En somme, les moyens de réfrigération dont la nature dispose sont assez variés ; ils se complètent et se substituent l’un à l’autre, selon les circonstances ; mais il faut éviter les changemens trop brusques qui surprennent l’organisme en plein travail d’accommodation ; il faut éviter les à-coups. « L’organisme, dit M. Pettenkofer, est un serviteur prudent et fidèle, qui se tire d’affaire, lui et son maître, si on lui laisse le temps de se débrouiller et qu’on se garde de le bousculer. »

Le corps, exposé tout nu au contact de l’air, n’est pas tout à fait sans défense contre la chaleur et le froid ; il peut, jusqu’à un certain point, régler lui-même la dépense de calorique par l’intervention des nerfs vasomoteurs qui vont aux capillaires de la peau. Le froid provoque le rétrécissement des petits vaisseaux, et, en restreignant la circulation périphérique, diminue le rayonnement et la transpiration, de façon à protéger pendant quelque temps les organes internes[1]. Au contraire, la chaleur dilate les vaisseaux, le sang afflue à la surface, le calorique est en quelque sorte chassé au dehors. Sous l’action du froid, nous voyons la peau de la main pâlir ; la chaleur produit l’effet inverse ; « il y a là une sorte de réflexe de protection[2]. » Malheureusement ce régulateur automatique dont le jeu est commandé par les nerfs se détraque trop facilement, et ses ressorts se relâchent trop vite. Nous pouvons sans doute le fortifier par l’exercice, nous endurcir, habituer, le corps à supporter les intempéries, et il est des peuples et des individus qui arrivent, sous ce rapport, à des résultats prodigieux.
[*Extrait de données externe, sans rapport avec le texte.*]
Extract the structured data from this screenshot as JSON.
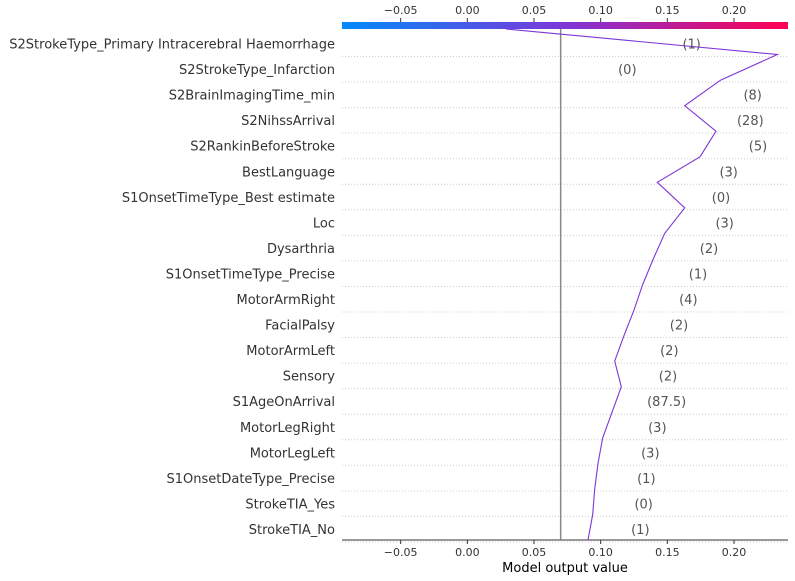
{
  "chart_data": {
    "type": "line",
    "xlabel": "Model output value",
    "xticks": [
      -0.05,
      0.0,
      0.05,
      0.1,
      0.15,
      0.2
    ],
    "xtick_labels": [
      "−0.05",
      "0.00",
      "0.05",
      "0.10",
      "0.15",
      "0.20"
    ],
    "xlim": [
      -0.094,
      0.2405
    ],
    "base_value": 0.07,
    "colorbar": {
      "from": "#008bfb",
      "mid": "#7e36d8",
      "to": "#ff0052"
    },
    "line_color": "#7e36d8",
    "features": [
      "S2StrokeType_Primary Intracerebral Haemorrhage",
      "S2StrokeType_Infarction",
      "S2BrainImagingTime_min",
      "S2NihssArrival",
      "S2RankinBeforeStroke",
      "BestLanguage",
      "S1OnsetTimeType_Best estimate",
      "Loc",
      "Dysarthria",
      "S1OnsetTimeType_Precise",
      "MotorArmRight",
      "FacialPalsy",
      "MotorArmLeft",
      "Sensory",
      "S1AgeOnArrival",
      "MotorLegRight",
      "MotorLegLeft",
      "S1OnsetDateType_Precise",
      "StrokeTIA_Yes",
      "StrokeTIA_No"
    ],
    "feature_values": [
      "(1)",
      "(0)",
      "(8)",
      "(28)",
      "(5)",
      "(3)",
      "(0)",
      "(3)",
      "(2)",
      "(1)",
      "(4)",
      "(2)",
      "(2)",
      "(2)",
      "(87.5)",
      "(3)",
      "(3)",
      "(1)",
      "(0)",
      "(1)"
    ],
    "path_x": [
      0.029,
      0.2325,
      0.19,
      0.163,
      0.1865,
      0.1745,
      0.1425,
      0.163,
      0.148,
      0.1395,
      0.1315,
      0.125,
      0.1175,
      0.1105,
      0.1155,
      0.1085,
      0.1015,
      0.098,
      0.0955,
      0.094,
      0.0905
    ],
    "path_y_ticks": 20
  }
}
Mais l’endurcissement a des limites, et il n’est point à la portée de tout le monde. Les vrais régulateurs de la chaleur du corps sont les vêtemens.

  1. Les frissons qu’on éprouve pendant un accès de fièvre intermittente, quand les capillaires de la peau se contractent sous l’influence du poison de la malaria, n’empêchent pas la température de s’élever beaucoup à l’intérieur du corps.
  2. Physiologie des muscles et des nerfs, par M. Charles Richet. Paris 1882, p. 762.